Argosy Property, which last year raised $86.9 million to fund acquisitions, more than doubled annual profit as new buildings generated more income and the value of its property portfolio and financial instruments gained.
Net profit climbed to $85.6 million in the 12 months ended March 31 from $39.2 million a year earlier, the Auckland-based company said in a statement. The bottom line was bolstered by a $33.5 million gain in the value of its investment property and a $20.6 million increase in the value of derivatives used for hedging. Net property income rose 18 percent to $82.2 million as Argosy's portfolio expanded to 66 buildings from 63 buildings a year earlier.
Distributable income, the preferred measure by property investment firms as it strips out movements in the value of their portfolios, rose to $50 million, or 6.69 cents per share, from $42.2 million, or 7.22 cents, a year earlier.

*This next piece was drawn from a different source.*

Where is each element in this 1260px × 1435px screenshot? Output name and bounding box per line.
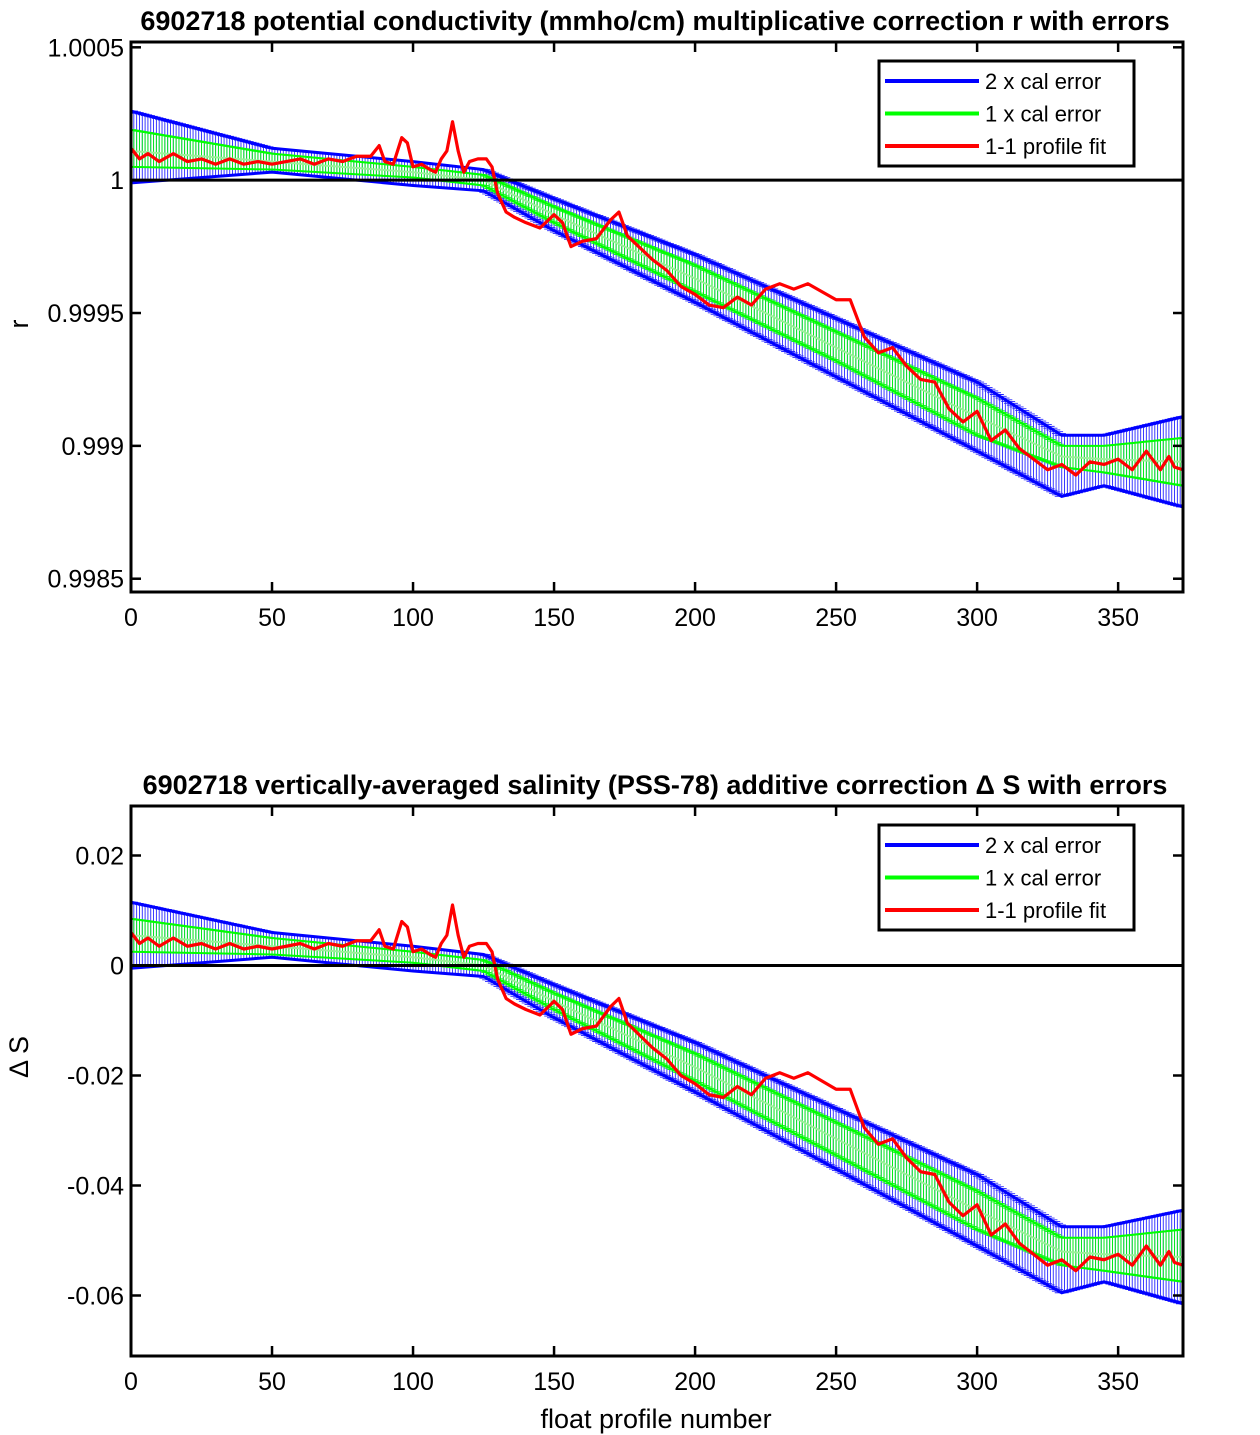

"Rates of enquiry are at levels that Argosy has not experienced since prior to the global financial crisis and there are signs of rental growth ahead," the company said. "The management team will continue to focus on the leasing fundamentals as well as positioning the portfolio for the future."
Argosy has been selling underperforming assets over the past year, while refocusing its energy to what it calls its core portfolio, which it sees as long-term investments of more than a decade. That includes two Wellington buildings it acquired last year, which it's spending $86.6 million on upgrading.